Artificial neural networks look nothing like the neurons in our brain. They have very little in common. Artificial neural networks contain layers of neurons where each neuron is connected to all neurons of the previous layer with a floating point weight for each neuron - neuron pair and a floating point bias. This in theory allows you to approximate how the neurons in your brain work but even then it is just an approximation and you may need multiple neurons to simulate a single human neuron.

The next step up is spiking neural networks, which are actually biologically inspired and basically nobody cares about them because back propagation is hard. Why? Because spiking neural networks are not continuous functions. Instead, neurons send spikes and encode information in the timing of their spikes. Neurons only send their own spikes once they cross a certain threshold. So now you have non linear behavior. Again, you can simulate them using ANNs but the primary difference is that spiking neural networks are naturally sparse which is in complete opposition to your statement of "I mean our brains have neurons that connect to form natural matrices". It couldn't be further from the truth. You are now working backwards from the mathematical model of ANNs and are now telling people based on this information how the brain works, despite massive amounts of counter evidence. Do you understand how ridiculous that is? That is only something economists do, because there is money to be made from lying, not biologists or any other science.

Christ almighty, will you calm down, dude? I appreciate the cool info about types of neural nets but god damn, it was just a simple shower thought...
> So maybe this is what is required to invent everything else.

A really interesting point. I've always held that we are nowhere close to real AI because we fundamentally don't understand what intelligence is, and we are not building complex enough devices for intelligence to be an emergent property.

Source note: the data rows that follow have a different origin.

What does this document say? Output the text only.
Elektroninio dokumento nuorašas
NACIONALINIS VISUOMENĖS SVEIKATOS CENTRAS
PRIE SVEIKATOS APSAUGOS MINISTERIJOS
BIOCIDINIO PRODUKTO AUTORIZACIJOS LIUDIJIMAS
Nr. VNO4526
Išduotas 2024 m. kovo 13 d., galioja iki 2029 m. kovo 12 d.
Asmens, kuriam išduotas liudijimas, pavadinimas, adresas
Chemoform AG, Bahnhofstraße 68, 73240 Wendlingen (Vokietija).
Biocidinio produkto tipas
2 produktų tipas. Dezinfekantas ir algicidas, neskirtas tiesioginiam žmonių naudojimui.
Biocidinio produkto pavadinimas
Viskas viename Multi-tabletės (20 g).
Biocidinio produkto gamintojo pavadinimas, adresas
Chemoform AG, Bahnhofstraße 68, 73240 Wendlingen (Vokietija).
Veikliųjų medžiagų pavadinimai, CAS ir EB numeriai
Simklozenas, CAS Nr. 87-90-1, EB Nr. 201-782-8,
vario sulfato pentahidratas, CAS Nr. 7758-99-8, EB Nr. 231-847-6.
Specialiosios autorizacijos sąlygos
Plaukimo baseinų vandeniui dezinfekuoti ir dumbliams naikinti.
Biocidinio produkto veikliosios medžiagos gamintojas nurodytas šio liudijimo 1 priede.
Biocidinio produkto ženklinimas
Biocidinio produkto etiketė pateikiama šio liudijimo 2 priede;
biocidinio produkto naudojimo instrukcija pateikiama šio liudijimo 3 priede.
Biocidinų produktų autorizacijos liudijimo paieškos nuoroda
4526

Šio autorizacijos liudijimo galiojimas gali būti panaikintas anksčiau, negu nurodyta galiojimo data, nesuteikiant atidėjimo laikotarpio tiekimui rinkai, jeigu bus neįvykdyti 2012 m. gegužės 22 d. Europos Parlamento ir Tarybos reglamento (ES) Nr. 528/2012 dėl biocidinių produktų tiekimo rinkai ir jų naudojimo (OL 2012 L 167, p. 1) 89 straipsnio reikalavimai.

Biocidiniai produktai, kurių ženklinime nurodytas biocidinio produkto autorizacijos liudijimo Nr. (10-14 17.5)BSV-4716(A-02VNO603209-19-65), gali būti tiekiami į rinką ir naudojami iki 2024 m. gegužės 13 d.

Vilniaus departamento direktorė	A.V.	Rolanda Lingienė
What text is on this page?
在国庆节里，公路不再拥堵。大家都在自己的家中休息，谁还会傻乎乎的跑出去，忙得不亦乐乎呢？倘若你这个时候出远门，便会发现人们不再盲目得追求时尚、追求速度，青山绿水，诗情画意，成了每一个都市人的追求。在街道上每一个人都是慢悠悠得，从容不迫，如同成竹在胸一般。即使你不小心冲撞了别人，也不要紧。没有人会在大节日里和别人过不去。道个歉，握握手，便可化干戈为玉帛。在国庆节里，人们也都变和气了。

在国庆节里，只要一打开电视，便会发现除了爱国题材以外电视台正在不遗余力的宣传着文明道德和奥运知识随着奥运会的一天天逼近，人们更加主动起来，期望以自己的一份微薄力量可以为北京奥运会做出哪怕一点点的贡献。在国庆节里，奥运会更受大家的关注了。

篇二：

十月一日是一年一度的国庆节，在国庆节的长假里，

However, that doesn't consider the possibility that with enough computing power and sufficiently sophisticated models, we could end up with intelligence accidentally bootstrapping itself out of other large models, even if all we are doing is creating linkages between models via API calls and other similarly "dumb" steps.

>even if all we are doing is creating linkages between models via API calls and other similarly "dumb" steps.

I mean isn't this what Neuroscience has discovered about the human brain? Millions of year old fish, lizard, and mammals brains... And the neocortex, which is new.

And destroying one part basically damages the whole person.